Profiling live traffic under Apache MPM worker

m...@nationstates.net

unread,

Nov 9, 2014, 7:55:59 PM11/9/14

to develnyt...@googlegroups.com

Hello Tim!

Firstly, thank you for this wonderful profiler. I thought it was sexy BEFORE it got flame graphs.

The way I usually use NYTProf is I try to think which part of my web app might be slow, or get run a lot, and profile it on my test machine. This has been terrifically useful and revealed some great potential optimizations.

However, I have a vision for taking this to the next level and implementing it in the production environment, like this:

1. When Apache starts, it loads Devel::NYTProf::Apache as per the docs, but with "start=no"

2. Every few thousand requests, the web app calls DB::enable_profile($unique_filename) at the start of the request and then DB::finish_profile() at the end, to grab a sample of live traffic.

3. Once a day, the server runs nytprofmerge and nytprofhtml to generate beautiful HTML.

This actually works and is incredibly useful because it answers two questions at once: "Which areas of the code are our users hitting most?" and "Which areas of the code are slower than they should be?" That is infinitely better than me guessing at the first question and profiling what I think looks suspicious, since I am never going to get the answer right. (In particular, it's hard to predict what combinations of user account settings and pageviews might cause unnecessarily high load.)

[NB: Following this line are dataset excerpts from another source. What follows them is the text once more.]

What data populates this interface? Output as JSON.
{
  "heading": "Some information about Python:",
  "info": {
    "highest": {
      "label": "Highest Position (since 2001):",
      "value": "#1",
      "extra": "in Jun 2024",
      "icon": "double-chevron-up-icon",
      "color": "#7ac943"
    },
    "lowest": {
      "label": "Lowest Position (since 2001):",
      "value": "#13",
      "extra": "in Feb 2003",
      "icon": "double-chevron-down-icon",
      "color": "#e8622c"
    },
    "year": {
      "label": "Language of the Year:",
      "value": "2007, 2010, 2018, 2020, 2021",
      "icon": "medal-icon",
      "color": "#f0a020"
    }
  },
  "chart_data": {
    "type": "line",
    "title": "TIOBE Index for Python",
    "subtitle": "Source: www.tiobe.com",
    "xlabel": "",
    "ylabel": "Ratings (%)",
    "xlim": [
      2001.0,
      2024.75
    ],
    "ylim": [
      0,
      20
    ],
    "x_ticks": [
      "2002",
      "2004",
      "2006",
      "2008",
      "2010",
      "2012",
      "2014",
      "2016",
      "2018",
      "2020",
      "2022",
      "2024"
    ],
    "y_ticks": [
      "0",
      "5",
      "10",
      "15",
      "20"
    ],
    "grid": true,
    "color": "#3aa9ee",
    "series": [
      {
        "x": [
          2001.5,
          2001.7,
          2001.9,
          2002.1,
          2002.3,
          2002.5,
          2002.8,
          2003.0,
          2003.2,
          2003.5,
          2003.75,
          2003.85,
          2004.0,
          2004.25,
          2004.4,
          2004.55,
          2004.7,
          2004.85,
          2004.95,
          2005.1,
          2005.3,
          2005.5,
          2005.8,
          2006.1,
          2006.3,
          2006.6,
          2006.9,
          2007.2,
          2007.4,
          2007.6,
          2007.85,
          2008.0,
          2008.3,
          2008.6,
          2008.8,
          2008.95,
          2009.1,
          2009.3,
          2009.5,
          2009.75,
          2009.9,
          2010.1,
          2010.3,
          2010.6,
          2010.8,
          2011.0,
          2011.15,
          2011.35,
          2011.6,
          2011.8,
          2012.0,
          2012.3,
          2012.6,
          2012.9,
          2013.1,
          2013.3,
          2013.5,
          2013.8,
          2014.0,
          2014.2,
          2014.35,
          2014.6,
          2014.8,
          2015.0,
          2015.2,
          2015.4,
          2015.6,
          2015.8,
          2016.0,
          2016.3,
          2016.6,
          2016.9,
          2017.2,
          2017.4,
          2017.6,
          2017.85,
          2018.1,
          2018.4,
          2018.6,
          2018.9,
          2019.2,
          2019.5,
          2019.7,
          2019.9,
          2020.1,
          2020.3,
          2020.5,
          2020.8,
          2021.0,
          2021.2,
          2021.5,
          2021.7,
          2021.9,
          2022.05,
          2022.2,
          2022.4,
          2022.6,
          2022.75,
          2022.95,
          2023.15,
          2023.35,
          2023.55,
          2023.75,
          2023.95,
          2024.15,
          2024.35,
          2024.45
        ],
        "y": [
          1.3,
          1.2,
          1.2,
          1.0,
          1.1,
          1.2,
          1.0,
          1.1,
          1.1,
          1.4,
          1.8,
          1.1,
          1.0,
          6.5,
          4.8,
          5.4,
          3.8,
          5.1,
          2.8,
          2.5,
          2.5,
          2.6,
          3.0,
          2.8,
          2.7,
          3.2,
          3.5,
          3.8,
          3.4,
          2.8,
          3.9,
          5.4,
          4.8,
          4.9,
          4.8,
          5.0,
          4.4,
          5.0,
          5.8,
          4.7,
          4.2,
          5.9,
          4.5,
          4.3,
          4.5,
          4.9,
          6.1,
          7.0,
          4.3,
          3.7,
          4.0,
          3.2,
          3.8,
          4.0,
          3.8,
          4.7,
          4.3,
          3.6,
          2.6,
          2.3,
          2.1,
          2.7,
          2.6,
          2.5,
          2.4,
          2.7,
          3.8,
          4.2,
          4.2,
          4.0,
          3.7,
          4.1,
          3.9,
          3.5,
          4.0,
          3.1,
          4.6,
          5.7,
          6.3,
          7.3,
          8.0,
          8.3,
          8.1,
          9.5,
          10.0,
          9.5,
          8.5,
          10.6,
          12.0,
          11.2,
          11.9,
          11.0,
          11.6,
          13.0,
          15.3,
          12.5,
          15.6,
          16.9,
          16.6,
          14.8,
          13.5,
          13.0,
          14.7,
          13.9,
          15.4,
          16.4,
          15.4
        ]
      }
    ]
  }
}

Unfortunately, it only works under Apache MPM prefork. And prefork isn't a practical option in production, because our web app receives hundreds of concurrent connections, which prefork would require enormous amounts of RAM to satisfy.

I understand from the docs that NYTProf is not thread-safe. So when I try the above on a machine running Apache MPM worker, NYTProf simply does a lot of this:

~ init_profiler for pid 27194, clock 1, tps 10000000, start 0, perldb 0xf10, exitf 0x2
~ init_profiler done
~ enable_profile call from different interpreter ignored
~ finish_profile call from different interpreter ignored
~ enable_profile call from different interpreter ignored
~ finish_profile call from different interpreter ignored

I'm writing in anyway because I'm holding onto the hope that this need not apply in my limited case, where I only want to start profiling after Apache has created a thread and finish profiling in that same thread. I don't need NYTProf to follow an Apache process through a fork or whatever it does. In fact, if it matters, I'd be happy to limit the profiling to a single grab from each MPM worker process--they get recycled reasonably often, so that would still provide enough profiling data to be useful. I just want to be able to sample live data.

What do you think?

Thank you again for your marvellous software,

Max.

Tim Bunce

unread,

Nov 10, 2014, 11:25:25 AM11/10/14

to develnyt...@googlegroups.com

On Sun, Nov 09, 2014 at 04:55:59PM -0800, m...@nationstates.net wrote:
> Hello Tim!

Hi Max.

> I understand from the docs that NYTProf is not thread-safe. So when I try the above on a machine running
> Apache MPM worker, NYTProf simply does a lot of this:
>
> ~ init_profiler for pid 27194, clock 1, tps 10000000, start 0, perldb 0xf10, exitf 0x2
> ~ init_profiler done
> ~ enable_profile call from different interpreter ignored
> ~ finish_profile call from different interpreter ignored
> ~ enable_profile call from different interpreter ignored
> ~ finish_profile call from different interpreter ignored
>
> I'm writing in anyway because I'm holding onto the hope that this need not apply in my limited case,
> where I only want to start profiling after Apache has created a thread and finish profiling in that same
> thread. I don't need NYTProf to follow an Apache process through a fork or whatever it does. In fact, if
> it matters, I'd be happy to limit the profiling to a single grab from each MPM worker process--they get
> recycled reasonably often, so that would still provide enough profiling data to be useful. I just want
> to be able to sample live data.
>
> What do you think?

The "... call from different interpreter ignored" message means
"call from different interpreter than the first one that enabled profiling".
So the 1-in-N sampling could be some on the basis of 1-in-N requests
that are handled by that thread.

Another approach would be to use a FastCGI backend connected via a
filesystem socket. Then, whenever it suits you, you can simply start a
separate single-threaded FastCGI backend process connected to that socket.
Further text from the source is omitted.